I know of no more intensely picturesque and evocative a place than the White Cedar Swamp in South Wellfleet. It is one of the largest remaining cedar swamps on Cape Cod, most of which were cut down and turned into cranberry bogs in the 19th century. The “official” access to the White Cedar Swamp is a half-mile trail that starts from the Marconi Site near the National Seashore Headquarters. But I prefer to get to it by walking out Wireless Road, an old fire road that was the one used by Marconi when he was building his history-making wireless transmission station out in the dunes at the turn of the last century.
Walking the old dirt road, its sandy and needle-strewn surface soft and yielding to my foot, I become aware of a low persistent roar. It is the surf, of course, heard a mile inland here, lending a sort of ground bass, or passacaglia, to this forest scene. The sound of it flows over and down the wooded contours of these hills like a tangible flood.

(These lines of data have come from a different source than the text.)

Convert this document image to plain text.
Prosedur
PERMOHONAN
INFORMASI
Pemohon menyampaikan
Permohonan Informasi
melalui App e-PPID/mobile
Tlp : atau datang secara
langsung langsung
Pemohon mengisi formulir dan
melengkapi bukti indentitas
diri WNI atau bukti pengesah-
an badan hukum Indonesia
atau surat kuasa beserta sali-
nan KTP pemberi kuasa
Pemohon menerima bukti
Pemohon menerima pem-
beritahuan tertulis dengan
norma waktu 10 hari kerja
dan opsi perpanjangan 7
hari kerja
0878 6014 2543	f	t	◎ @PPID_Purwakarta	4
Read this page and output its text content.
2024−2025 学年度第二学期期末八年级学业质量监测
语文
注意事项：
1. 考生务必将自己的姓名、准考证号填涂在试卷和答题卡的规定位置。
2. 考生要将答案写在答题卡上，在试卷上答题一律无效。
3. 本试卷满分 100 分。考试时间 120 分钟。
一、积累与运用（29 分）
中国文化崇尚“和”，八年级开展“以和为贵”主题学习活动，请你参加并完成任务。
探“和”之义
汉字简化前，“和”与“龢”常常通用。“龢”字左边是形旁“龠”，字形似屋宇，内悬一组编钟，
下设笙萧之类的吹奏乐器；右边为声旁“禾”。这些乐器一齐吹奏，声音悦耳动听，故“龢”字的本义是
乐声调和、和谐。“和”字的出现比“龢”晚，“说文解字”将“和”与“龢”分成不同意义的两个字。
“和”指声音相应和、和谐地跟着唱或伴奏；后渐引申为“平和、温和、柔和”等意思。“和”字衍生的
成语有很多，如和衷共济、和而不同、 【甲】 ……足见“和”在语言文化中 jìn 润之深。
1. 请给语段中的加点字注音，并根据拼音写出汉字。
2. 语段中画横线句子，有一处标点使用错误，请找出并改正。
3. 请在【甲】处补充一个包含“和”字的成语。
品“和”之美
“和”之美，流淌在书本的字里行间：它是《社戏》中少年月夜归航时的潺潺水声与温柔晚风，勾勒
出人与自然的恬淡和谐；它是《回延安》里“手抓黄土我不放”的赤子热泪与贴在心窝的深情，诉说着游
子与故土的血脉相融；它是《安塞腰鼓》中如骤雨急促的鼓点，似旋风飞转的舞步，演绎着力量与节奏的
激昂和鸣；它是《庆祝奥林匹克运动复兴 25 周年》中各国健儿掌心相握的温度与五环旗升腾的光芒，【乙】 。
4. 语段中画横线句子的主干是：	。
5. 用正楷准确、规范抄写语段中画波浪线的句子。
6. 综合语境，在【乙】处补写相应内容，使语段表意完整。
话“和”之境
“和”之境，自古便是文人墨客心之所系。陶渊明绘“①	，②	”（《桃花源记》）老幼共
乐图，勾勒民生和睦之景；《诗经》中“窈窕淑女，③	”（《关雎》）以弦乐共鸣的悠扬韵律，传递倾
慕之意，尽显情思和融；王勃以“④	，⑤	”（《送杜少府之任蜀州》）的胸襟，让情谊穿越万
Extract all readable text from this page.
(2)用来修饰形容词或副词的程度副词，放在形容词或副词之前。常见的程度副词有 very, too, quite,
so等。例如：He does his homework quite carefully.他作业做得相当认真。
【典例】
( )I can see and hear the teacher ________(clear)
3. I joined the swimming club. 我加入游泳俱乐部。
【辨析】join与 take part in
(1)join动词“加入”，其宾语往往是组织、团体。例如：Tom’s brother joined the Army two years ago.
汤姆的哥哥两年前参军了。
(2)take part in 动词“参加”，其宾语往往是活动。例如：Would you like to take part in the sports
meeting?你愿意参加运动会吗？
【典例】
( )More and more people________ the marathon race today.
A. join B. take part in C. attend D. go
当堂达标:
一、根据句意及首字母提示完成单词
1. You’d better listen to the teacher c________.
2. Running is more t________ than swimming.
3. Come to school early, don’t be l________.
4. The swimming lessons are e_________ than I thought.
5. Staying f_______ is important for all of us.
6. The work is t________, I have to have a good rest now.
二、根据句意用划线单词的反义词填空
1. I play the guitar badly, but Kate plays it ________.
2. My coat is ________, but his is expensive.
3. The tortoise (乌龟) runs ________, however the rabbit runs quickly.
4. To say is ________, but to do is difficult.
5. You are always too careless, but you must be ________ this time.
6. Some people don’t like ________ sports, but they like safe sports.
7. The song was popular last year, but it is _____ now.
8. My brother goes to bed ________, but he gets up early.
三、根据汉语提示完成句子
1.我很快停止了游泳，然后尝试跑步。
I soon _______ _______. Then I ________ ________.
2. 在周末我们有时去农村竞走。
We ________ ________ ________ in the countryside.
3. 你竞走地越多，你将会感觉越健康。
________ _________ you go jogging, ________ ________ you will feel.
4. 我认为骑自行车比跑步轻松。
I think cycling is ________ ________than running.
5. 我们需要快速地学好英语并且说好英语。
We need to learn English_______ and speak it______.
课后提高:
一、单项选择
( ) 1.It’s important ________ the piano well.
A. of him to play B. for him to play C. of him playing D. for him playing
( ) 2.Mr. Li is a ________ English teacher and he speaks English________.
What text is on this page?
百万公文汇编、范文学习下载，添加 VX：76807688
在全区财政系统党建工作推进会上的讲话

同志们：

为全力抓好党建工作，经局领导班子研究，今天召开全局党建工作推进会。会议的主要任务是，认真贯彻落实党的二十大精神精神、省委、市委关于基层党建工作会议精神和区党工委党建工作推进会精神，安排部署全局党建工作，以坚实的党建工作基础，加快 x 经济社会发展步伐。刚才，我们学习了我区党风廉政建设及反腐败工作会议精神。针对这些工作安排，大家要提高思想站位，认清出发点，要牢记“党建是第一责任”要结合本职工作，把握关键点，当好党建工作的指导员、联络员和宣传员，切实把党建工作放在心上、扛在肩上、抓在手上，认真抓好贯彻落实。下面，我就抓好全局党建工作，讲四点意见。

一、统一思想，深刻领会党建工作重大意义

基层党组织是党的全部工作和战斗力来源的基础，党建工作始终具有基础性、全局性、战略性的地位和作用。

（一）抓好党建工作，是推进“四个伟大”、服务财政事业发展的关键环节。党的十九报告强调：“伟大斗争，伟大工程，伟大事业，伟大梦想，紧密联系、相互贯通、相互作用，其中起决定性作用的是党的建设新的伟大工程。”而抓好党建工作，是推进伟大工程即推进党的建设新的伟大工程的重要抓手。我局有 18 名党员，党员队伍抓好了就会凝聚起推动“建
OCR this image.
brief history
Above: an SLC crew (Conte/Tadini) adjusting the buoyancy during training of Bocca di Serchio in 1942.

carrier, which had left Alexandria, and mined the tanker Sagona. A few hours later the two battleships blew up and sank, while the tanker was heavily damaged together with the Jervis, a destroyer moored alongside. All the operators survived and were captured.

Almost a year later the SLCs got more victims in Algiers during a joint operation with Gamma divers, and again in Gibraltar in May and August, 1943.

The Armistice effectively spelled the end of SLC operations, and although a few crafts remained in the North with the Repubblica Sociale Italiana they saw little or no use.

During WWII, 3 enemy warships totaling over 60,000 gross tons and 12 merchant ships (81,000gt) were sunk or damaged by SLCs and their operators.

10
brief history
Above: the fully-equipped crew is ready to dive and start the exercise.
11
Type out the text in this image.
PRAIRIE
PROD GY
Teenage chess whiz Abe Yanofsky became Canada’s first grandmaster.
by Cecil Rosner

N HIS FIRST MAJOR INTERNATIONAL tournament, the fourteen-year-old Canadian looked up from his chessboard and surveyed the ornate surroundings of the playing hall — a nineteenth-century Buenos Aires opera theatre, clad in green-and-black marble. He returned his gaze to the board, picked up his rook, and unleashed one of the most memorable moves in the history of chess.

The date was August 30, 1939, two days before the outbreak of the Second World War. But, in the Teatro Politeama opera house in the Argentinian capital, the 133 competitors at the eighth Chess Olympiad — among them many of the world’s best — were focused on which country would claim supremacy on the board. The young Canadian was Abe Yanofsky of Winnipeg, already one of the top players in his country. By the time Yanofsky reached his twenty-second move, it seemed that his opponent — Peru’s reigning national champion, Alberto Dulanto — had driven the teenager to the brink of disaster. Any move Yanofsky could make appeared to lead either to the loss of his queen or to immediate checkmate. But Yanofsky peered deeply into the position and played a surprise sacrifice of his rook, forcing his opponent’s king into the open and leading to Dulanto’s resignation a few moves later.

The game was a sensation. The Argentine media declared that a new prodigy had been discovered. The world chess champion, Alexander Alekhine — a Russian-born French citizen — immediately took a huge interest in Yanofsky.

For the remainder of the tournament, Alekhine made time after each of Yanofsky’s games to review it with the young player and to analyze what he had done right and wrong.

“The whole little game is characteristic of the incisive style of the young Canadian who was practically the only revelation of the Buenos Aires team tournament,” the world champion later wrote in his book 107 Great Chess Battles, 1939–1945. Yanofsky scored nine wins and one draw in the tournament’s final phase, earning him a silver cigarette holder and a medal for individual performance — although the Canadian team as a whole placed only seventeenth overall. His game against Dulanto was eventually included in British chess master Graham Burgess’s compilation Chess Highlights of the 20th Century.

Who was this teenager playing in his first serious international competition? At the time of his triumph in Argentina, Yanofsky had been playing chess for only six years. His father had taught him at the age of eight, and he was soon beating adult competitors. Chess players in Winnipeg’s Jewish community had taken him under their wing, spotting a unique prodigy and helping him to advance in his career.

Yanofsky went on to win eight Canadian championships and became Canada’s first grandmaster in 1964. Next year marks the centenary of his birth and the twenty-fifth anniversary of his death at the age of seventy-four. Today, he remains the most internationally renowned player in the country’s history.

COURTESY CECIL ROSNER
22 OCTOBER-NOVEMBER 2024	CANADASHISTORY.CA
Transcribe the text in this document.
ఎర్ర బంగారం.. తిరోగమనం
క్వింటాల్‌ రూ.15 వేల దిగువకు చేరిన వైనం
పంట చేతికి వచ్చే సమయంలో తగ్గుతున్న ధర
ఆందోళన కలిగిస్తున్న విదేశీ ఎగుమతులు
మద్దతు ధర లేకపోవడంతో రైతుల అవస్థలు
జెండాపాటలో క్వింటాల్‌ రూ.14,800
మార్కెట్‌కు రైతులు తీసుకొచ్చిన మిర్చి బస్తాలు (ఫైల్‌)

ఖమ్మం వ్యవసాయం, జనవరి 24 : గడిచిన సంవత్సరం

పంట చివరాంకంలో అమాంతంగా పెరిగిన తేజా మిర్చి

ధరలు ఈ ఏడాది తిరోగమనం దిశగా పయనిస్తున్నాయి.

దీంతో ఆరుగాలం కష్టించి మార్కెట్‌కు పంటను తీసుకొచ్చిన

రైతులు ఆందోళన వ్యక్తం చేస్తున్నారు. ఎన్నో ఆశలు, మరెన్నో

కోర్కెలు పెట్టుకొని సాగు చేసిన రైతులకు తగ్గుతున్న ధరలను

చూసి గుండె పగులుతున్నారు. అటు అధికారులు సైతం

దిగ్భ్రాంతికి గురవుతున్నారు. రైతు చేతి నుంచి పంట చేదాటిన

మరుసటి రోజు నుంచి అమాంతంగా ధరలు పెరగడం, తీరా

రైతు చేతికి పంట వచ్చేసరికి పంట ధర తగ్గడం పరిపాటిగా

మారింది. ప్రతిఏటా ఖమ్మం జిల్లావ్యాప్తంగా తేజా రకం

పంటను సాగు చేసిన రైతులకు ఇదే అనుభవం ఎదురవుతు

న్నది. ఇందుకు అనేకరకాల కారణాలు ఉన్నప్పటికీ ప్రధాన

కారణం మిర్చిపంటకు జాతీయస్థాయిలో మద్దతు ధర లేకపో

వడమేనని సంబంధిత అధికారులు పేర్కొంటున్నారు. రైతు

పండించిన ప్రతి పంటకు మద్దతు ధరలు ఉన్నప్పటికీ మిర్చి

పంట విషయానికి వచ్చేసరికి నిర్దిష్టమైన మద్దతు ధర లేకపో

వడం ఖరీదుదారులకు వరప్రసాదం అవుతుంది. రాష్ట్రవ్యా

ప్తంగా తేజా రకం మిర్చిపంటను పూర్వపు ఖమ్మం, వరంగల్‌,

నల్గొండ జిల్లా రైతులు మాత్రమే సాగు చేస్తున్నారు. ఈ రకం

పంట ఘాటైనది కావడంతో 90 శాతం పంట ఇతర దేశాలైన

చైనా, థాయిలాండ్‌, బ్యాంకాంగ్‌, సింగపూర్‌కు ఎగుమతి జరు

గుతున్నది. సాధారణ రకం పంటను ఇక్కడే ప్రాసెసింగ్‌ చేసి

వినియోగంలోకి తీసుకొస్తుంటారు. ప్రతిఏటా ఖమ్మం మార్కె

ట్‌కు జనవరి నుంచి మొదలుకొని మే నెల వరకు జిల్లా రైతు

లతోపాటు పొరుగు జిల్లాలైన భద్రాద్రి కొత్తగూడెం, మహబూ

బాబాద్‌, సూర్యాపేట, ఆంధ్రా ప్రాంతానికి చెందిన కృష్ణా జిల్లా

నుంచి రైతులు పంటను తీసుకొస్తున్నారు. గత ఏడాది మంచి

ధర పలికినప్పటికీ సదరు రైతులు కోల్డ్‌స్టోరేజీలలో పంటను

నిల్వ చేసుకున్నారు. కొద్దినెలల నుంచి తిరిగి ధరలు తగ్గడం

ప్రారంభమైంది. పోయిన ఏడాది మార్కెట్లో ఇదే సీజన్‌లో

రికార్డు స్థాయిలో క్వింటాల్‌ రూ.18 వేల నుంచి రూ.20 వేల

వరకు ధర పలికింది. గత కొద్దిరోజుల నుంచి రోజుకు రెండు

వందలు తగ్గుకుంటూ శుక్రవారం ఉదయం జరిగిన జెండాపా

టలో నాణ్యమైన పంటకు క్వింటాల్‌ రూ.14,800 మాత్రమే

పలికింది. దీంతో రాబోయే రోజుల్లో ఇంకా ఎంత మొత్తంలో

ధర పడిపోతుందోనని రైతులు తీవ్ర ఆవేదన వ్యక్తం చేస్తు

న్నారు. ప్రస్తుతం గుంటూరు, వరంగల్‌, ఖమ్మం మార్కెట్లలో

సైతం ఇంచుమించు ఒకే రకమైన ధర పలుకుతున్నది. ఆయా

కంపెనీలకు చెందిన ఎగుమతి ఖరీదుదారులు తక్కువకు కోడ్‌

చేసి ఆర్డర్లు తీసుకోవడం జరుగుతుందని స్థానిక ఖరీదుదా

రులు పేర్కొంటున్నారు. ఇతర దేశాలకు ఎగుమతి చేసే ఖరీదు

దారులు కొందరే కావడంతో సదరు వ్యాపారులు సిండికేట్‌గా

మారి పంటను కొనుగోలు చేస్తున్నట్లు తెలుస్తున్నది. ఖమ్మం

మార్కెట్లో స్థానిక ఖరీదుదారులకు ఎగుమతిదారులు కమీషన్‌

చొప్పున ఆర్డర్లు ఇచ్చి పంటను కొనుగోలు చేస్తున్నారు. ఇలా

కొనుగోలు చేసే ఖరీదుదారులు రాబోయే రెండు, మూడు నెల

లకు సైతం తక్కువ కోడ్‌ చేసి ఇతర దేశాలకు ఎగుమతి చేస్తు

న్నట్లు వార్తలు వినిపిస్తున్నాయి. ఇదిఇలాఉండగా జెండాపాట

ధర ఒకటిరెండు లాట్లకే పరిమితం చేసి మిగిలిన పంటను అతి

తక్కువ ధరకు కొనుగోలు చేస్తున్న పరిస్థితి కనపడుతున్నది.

When I get to the entrance to the swamp, I walk down the slight grade to the boardwalk that winds through it. Usually I avoid officially-marked walking trails in the National Seashore. I suppose it’s a certain snobbishness; I don’t like to be told exactly where I am and what I should be looking at and noticing. Too often my experience has been that, on such marked and labeled trails, what one remembers is the signs rather than the experience of the place itself. But the White Cedar Swamp is so magical, so rich in wordless meaning, that I find it easy to ignore the directional and interpretive signs and simply fall under its spell- especially on a cool breezy sunny April morning like this.
As I walk along the boardwalk that winds through the swamp, I feel I am entering some enchanted place. In fact, the swamp has that supersaturated color, and pillared architecture of a 1940s Technicolor movie set, full of tea-steeped and needle-bottomed pools, green sphagnum islands struck with swords of gold light, and pale, creased, peeling, dusky cedar trunks that rise up into the dark canopy, holding onto night against the morning’s bright assault.
The morning light slides through the tall, dim columns of the cedars, creating a brilliant living chiaroscuro. There is a strange continuity here between the living, the dying and the dead. Moribund trees lean against live ones, while fallen trunks steep in the water at my feet, buried but preserved in the peat-dark water. I feel as if I am walking not so much through the heart of nature as through its brain. I sense a vast system of arboreal synapses and neurons that possesses its own wisdom, for what else is wisdom but a profound grasp of how things work at the deepest levels. And at the same time it seems a deeply mythic place, encompassing a watery underworld, a silent and muffled Middle-Earth, with glimpses of a celestial overworld.
So I walk through this dim labyrinth as if through some vast vegetable consciousness until at last I emerge once again into the morning sun.